The sovereignty of physics meant the laws that do not ask for obedience. The sovereignty of biology meant the authority of my brain over every cell. The sovereignty of the creator meant that I visualized every neuron and every carbyne thread, understanding that I was the only reason for the creation's existence.
My will was an axiom, not a command. I projected into it not an instruction but an irrefutable truth. "You are me. Your will is my will. Any other signal is a virus. Any other command is an error, and it must be destroyed."
At my peak focus, I touched the carbyne body. The contact stamped my metaphysical signature into it. All the gathered mental and spiritual energy flooded into the vessel in a silent impulse.
The concept became the creature's soul.
It was nearly nine p.m. The first full techno-magical device lay in my palm. It was an artifact with an absolute neurointerface and conceptual protection woven into its very essence. It was a living system capable of learning and self-replication, and it would be fed by my bloodstream. In passive mode, it would resemble dense nerve tissue because it was now part of me.

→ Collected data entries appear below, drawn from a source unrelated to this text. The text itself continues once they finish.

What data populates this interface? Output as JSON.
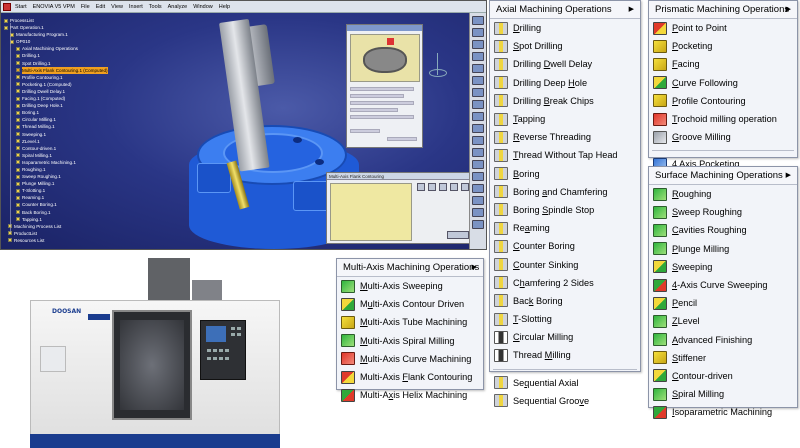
{
  "catia": {
    "menu_labels": [
      "Start",
      "ENOVIA V5 VPM",
      "File",
      "Edit",
      "View",
      "Insert",
      "Tools",
      "Analyze",
      "Window",
      "Help"
    ],
    "tree_rows": [
      "ProcessList",
      "Part Operation.1",
      "Manufacturing Program.1",
      "OP010",
      "Axial Machining Operations",
      "Drilling.1",
      "Spot Drilling.1",
      "Multi-Axis Flank Contouring.1 (Computed)",
      "Profile Contouring.1",
      "Pocketing.1 (Computed)",
      "Drilling Dwell Delay.1",
      "Facing.1 (Computed)",
      "Drilling Deep Hole.1",
      "Boring.1",
      "Circular Milling.1",
      "Thread Milling.1",
      "Sweeping.1",
      "ZLevel.1",
      "Contour-driven.1",
      "Spiral Milling.1",
      "Isoparametric Machining.1",
      "Roughing.1",
      "Sweep Roughing.1",
      "Plunge Milling.1",
      "T-Slotting.1",
      "Reaming.1",
      "Counter Boring.1",
      "Back Boring.1",
      "Tapping.1",
      "Machining Process List",
      "ProductList",
      "Resources List"
    ],
    "dialog_title": "Multi-Axis Flank Contouring",
    "dialog2_title": "Multi-Axis Flank Contouring"
  },
  "machine": {
    "brand": "DOOSAN"
  },
  "menus": {
    "multi_axis": {
      "title": "Multi-Axis Machining Operations",
      "items": [
        {
          "pre": "",
          "u": "M",
          "post": "ulti-Axis Sweeping",
          "icon": "green"
        },
        {
          "pre": "M",
          "u": "u",
          "post": "lti-Axis Contour Driven",
          "icon": "mix"
        },
        {
          "pre": "",
          "u": "M",
          "post": "ulti-Axis Tube Machining",
          "icon": "yellow"
        },
        {
          "pre": "",
          "u": "M",
          "post": "ulti-Axis Spiral Milling",
          "icon": "green"
        },
        {
          "pre": "",
          "u": "M",
          "post": "ulti-Axis Curve Machining",
          "icon": "red"
        },
        {
          "pre": "Multi-Axis ",
          "u": "F",
          "post": "lank Contouring",
          "icon": "mix2"
        },
        {
          "pre": "Multi-A",
          "u": "x",
          "post": "is Helix Machining",
          "icon": "mix3"
        }
      ]
    },
    "axial": {
      "title": "Axial Machining Operations",
      "items": [
        {
          "pre": "",
          "u": "D",
          "post": "rilling",
          "icon": "drill"
        },
        {
          "pre": "",
          "u": "S",
          "post": "pot Drilling",
          "icon": "drill"
        },
        {
          "pre": "Drilling ",
          "u": "D",
          "post": "well Delay",
          "icon": "drill"
        },
        {
          "pre": "Drilling Deep ",
          "u": "H",
          "post": "ole",
          "icon": "drill"
        },
        {
          "pre": "Drilling ",
          "u": "B",
          "post": "reak Chips",
          "icon": "drill"
        },
        {
          "pre": "",
          "u": "T",
          "post": "apping",
          "icon": "drill"
        },
        {
          "pre": "",
          "u": "R",
          "post": "everse Threading",
          "icon": "drill"
        },
        {
          "pre": "",
          "u": "T",
          "post": "hread Without Tap Head",
          "icon": "drill"
        },
        {
          "pre": "",
          "u": "B",
          "post": "oring",
          "icon": "drill"
        },
        {
          "pre": "Boring ",
          "u": "a",
          "post": "nd Chamfering",
          "icon": "drill"
        },
        {
          "pre": "Boring ",
          "u": "S",
          "post": "pindle Stop",
          "icon": "drill"
        },
        {
          "pre": "Re",
          "u": "a",
          "post": "ming",
          "icon": "drill"
        },
        {
          "pre": "",
          "u": "C",
          "post": "ounter Boring",
          "icon": "drill"
        },
        {
          "pre": "",
          "u": "C",
          "post": "ounter Sinking",
          "icon": "drill"
        },
        {
          "pre": "C",
          "u": "h",
          "post": "amfering 2 Sides",
          "icon": "drill"
        },
        {
          "pre": "Bac",
          "u": "k",
          "post": " Boring",
          "icon": "drill"
        },
        {
          "pre": "",
          "u": "T",
          "post": "-Slotting",
          "icon": "drill"
        },
        {
          "pre": "",
          "u": "C",
          "post": "ircular Milling",
          "icon": "dark"
        },
        {
          "pre": "Thread ",
          "u": "M",
          "post": "illing",
          "icon": "dark"
        }
      ],
      "items2": [
        {
          "pre": "Se",
          "u": "q",
          "post": "uential Axial",
          "icon": "drill"
        },
        {
          "pre": "Sequential Groo",
          "u": "v",
          "post": "e",
          "icon": "drill"
        }
      ]
    },
    "prismatic": {
      "title": "Prismatic Machining Operations",
      "items": [
        {
          "pre": "",
          "u": "P",
          "post": "oint to Point",
          "icon": "mix2"
        },
        {
          "pre": "",
          "u": "P",
          "post": "ocketing",
          "icon": "yellow"
        },
        {
          "pre": "",
          "u": "F",
          "post": "acing",
          "icon": "yellow"
        },
        {
          "pre": "",
          "u": "C",
          "post": "urve Following",
          "icon": "mix"
        },
        {
          "pre": "",
          "u": "P",
          "post": "rofile Contouring",
          "icon": "yellow"
        },
        {
          "pre": "",
          "u": "T",
          "post": "rochoid milling operation",
          "icon": "red"
        },
        {
          "pre": "",
          "u": "G",
          "post": "roove Milling",
          "icon": "grey"
        }
      ],
      "items2": [
        {
          "pre": "",
          "u": "4",
          "post": " Axis Pocketing",
          "icon": "blue"
        }
      ]
    },
    "surface": {
      "title": "Surface Machining Operations",
      "items": [
        {
          "pre": "",
          "u": "R",
          "post": "oughing",
          "icon": "green"
        },
        {
          "pre": "",
          "u": "S",
          "post": "weep Roughing",
          "icon": "green"
        },
        {
          "pre": "",
          "u": "C",
          "post": "avities Roughing",
          "icon": "green"
        },
        {
          "pre": "",
          "u": "P",
          "post": "lunge Milling",
          "icon": "green"
        },
        {
          "pre": "",
          "u": "S",
          "post": "weeping",
          "icon": "mix"
        },
        {
          "pre": "",
          "u": "4",
          "post": "-Axis Curve Sweeping",
          "icon": "mix3"
        },
        {
          "pre": "",
          "u": "P",
          "post": "encil",
          "icon": "mix"
        },
        {
          "pre": "",
          "u": "Z",
          "post": "Level",
          "icon": "green"
        },
        {
          "pre": "",
          "u": "A",
          "post": "dvanced Finishing",
          "icon": "green"
        },
        {
          "pre": "",
          "u": "S",
          "post": "tiffener",
          "icon": "yellow"
        },
        {
          "pre": "",
          "u": "C",
          "post": "ontour-driven",
          "icon": "mix"
        },
        {
          "pre": "",
          "u": "S",
          "post": "piral Milling",
          "icon": "green"
        },
        {
          "pre": "",
          "u": "I",
          "post": "soparametric Machining",
          "icon": "mix3"
        }
      ]
    }
  }
}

I wanted to implant it immediately into my spine, but I had to wait for the Extremis. Lucas hadn't called yet. I took a moment to reflect. This wasn't classical magic. I hadn't drawn from other dimensions, and I hadn't spoken any spells.
This was pure intention.
For a single breath, I became a localized law of physics for one object. I told the universe, "This creation's purpose is to be one whole with me." And reality, on a tiny scale, agreed.
A sharp trill from the lab phone snapped me back to reality. It was likely Lucas. That meant the components had arrived.